Szanowi Państwo dosyć!
Należy z całą stanowczością potępić postępowanie pani Joanny Pani Eli i innych!!!!!!
Jak można w sytuacji utraty przez Polskę niezależności, zacierania się zasad demokracji, zawłaszczania wolnej i niezależnej prasy ROBIĆ TAKIE RZECZY.
Mogą to robić jedynie osoby które mają w nosie los Polski.
Czy nam się to podoba czy nie - tylko powrót PIS do prawdziwej gry – tylko wygrane wybory przez PIS – jedne, grupie...pozwolą na przywrócenie w tym kraju demokracji!
I nie ma wyjścia! Walenie w PIS obecnie to dokładanie ręki do rządów jednej partii, brak alternatyw dla Polaków, to zamykanie drogi do wolnej demokratycznej Polski.
Każdy kto wstrząsa teraz PIS musi zdawać sobie sprawę z tego, że szkodzi demokracji w Polsce. Nawet jeżeli Joasia nie wiedziała, że telewizja zrobi z tego aż taką aferę to powinn od wczoraj milczeć jak grób. Bo zagraża demokracji. Czy życzy dzisiaj PIS żeby przegrało wybory - TAK. Dla swojej osobistej satysfakcji czy dla dobra Kraju??
Ja jednak sadzę, że dostały z Panią Elą dobrą propozycję polityczną i tyle!!!!!!
Tak proszę Państwa takich rzeczy nie robi się „żeby PIS miało się lepiej”!!!!
Obywatele i ja zwykły człowiek staramy się w oparciu o "markę" JKaczynskiego(patriotyzm, Polska) zbudować ruch zwykłych obywateli, który bedzie bronił demokracji, wolnosci słowa, niezaleznosci i honoru naszego narodu.... a ta Pani temu wszytkiemu stara się przeszkodzić....
Przywróćmy Polsce pełnie demokracji, poprzyjmy PIS, wyrównajmy szanse tych dwóch sił politycznych(PIS i PO)- a potem jak wróci demokracja – dyskutujmy, rozliczajmy, oceniajmy!!!! Poprawiajmy Prezesa, pouczajmy PIS patrzmy im na ręce - ale jak będzie demokracja, teraz trzeba skupić się na prawdzie i walce.

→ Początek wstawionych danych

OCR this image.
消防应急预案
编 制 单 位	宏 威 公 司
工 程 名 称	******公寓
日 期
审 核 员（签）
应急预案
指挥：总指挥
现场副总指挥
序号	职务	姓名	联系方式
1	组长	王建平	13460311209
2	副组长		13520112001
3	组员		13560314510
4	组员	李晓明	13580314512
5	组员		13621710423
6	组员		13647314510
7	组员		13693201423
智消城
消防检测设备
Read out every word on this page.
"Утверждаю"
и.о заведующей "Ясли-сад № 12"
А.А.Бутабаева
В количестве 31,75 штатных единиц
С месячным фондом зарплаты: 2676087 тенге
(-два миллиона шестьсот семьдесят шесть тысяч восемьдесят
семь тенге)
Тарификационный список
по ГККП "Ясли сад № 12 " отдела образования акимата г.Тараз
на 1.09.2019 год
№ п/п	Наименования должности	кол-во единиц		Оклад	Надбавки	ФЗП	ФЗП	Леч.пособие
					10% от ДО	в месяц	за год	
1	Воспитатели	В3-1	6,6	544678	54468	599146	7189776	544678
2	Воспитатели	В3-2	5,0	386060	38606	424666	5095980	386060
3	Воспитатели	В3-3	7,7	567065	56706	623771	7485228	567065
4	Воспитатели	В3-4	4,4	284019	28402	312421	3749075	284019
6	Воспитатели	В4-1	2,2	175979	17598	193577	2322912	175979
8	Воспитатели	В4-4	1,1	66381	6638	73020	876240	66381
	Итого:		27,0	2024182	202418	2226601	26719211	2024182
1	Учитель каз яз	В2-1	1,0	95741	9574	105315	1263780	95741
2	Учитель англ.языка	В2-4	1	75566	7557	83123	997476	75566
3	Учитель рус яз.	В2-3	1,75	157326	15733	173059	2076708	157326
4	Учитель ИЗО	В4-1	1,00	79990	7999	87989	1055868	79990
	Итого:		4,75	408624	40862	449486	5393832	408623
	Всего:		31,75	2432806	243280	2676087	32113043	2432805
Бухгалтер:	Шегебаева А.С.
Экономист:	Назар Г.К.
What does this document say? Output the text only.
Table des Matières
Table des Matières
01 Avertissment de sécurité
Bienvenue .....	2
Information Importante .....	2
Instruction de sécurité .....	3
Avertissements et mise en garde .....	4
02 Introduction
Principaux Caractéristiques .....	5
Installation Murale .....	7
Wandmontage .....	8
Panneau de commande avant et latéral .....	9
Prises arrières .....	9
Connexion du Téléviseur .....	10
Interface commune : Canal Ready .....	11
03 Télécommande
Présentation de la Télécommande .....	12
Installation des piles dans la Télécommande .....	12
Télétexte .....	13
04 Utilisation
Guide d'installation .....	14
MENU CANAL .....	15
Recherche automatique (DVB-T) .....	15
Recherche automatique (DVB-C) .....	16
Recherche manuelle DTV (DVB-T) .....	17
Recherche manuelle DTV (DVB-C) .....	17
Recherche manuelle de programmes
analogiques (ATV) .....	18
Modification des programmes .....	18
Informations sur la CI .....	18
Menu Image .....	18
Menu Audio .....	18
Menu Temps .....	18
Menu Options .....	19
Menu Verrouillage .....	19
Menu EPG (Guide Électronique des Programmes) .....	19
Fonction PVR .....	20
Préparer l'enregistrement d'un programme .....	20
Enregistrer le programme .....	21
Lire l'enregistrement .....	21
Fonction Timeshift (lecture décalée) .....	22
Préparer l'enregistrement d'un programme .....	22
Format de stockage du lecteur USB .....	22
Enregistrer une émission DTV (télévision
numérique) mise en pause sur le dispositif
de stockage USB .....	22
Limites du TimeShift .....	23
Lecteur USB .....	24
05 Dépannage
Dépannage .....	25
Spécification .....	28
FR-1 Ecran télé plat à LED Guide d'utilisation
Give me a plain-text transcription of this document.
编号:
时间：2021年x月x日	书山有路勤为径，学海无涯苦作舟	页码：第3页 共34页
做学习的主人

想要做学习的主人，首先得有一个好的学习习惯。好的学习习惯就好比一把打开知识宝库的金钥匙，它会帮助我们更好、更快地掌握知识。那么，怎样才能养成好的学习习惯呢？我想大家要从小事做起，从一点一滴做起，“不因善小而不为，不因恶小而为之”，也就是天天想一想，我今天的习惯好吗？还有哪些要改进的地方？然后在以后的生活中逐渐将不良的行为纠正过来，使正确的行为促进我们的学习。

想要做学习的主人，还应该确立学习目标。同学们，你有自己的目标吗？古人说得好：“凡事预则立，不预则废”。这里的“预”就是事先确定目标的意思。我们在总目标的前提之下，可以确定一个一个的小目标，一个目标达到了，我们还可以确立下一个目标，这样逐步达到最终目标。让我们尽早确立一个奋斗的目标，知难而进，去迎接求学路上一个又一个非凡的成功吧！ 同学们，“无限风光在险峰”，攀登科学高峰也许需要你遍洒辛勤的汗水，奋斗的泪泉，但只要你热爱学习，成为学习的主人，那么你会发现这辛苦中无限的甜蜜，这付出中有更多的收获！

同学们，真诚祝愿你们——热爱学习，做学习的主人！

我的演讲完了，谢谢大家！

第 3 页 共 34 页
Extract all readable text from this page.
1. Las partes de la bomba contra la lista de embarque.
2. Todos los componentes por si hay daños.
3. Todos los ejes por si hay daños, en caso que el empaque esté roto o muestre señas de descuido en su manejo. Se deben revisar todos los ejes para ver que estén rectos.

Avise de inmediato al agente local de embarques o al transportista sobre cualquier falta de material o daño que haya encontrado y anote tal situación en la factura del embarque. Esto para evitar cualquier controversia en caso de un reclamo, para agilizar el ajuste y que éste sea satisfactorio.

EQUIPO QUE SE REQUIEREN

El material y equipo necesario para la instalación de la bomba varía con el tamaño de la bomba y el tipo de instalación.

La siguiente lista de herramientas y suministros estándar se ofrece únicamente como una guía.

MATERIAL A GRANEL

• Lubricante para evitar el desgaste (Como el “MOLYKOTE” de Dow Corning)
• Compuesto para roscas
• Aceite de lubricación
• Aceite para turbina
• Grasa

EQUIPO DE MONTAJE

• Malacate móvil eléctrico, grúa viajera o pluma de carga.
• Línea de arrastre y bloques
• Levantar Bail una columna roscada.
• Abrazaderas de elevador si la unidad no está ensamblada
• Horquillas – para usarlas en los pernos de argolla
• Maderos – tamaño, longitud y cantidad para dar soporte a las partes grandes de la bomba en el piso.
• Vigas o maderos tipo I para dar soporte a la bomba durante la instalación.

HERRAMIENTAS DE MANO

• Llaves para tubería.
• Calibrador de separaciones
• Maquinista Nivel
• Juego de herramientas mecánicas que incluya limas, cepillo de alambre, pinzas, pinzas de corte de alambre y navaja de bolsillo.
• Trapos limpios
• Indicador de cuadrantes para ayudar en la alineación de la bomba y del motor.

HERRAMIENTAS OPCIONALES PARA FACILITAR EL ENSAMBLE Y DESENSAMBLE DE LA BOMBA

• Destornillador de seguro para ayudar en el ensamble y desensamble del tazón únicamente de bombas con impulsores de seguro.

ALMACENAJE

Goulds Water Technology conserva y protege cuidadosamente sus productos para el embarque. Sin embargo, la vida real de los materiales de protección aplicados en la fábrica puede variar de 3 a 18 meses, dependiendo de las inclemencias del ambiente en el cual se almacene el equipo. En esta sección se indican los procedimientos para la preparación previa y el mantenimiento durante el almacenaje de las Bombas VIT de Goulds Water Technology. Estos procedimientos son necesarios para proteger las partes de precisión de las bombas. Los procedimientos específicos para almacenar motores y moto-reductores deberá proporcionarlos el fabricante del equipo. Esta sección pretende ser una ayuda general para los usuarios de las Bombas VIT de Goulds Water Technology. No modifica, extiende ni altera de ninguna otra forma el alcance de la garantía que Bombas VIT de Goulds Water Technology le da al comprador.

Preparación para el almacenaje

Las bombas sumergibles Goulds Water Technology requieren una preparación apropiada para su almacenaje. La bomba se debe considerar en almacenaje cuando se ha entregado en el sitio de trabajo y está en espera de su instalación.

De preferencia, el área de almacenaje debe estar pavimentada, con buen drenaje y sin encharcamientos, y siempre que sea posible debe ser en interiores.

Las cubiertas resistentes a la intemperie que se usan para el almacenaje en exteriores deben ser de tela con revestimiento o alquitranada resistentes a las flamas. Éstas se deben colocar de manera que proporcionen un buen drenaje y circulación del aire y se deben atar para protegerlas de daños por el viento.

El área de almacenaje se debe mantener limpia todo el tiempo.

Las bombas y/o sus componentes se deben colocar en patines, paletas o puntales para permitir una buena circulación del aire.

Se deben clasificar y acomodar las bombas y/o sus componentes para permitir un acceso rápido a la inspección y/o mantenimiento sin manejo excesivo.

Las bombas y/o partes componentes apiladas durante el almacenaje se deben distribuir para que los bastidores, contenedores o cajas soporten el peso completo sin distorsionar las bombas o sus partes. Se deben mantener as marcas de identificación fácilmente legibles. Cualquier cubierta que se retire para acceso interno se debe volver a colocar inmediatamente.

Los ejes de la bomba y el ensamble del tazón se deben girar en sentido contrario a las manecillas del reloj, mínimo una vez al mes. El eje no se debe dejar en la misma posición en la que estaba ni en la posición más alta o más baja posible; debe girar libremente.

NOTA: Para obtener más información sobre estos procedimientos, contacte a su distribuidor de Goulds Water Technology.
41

Teraz każdy kto podkłada nogę opozycji w du...ie ma Polskę a decyzje swoje podejmuje we własnym interesie i imieniu! Może Joasia myślała, że będą jej bardziej słuchać jak z PIS wystąpi. Niestety- szybko nauczyła się, że będą jej słuchać jak będzie mówiła to co im pasuje do „niusa” dnia. ( najlepiej źle o Kaczyńskim)
Tyle!
Dowód – proszę: „Janusz Palikot zapowiedział, że w jego Ruchu Poparcia nie ma miejsca dla Elżbiety Jakubiak, ale znalazłoby się dla Joanny Kluzik-Rostkowskiej. - Dziwiłem się, że ona jest w PiS - mówił na antenie TVN24 Janusz Palikoat.”
Palikot mówił, że Joanna Kluzik-Rostkowska jest osobą "antykościelną", wrażliwą społecznie i przez lata zajmowała się pozycją kobiet w życiu publicznym.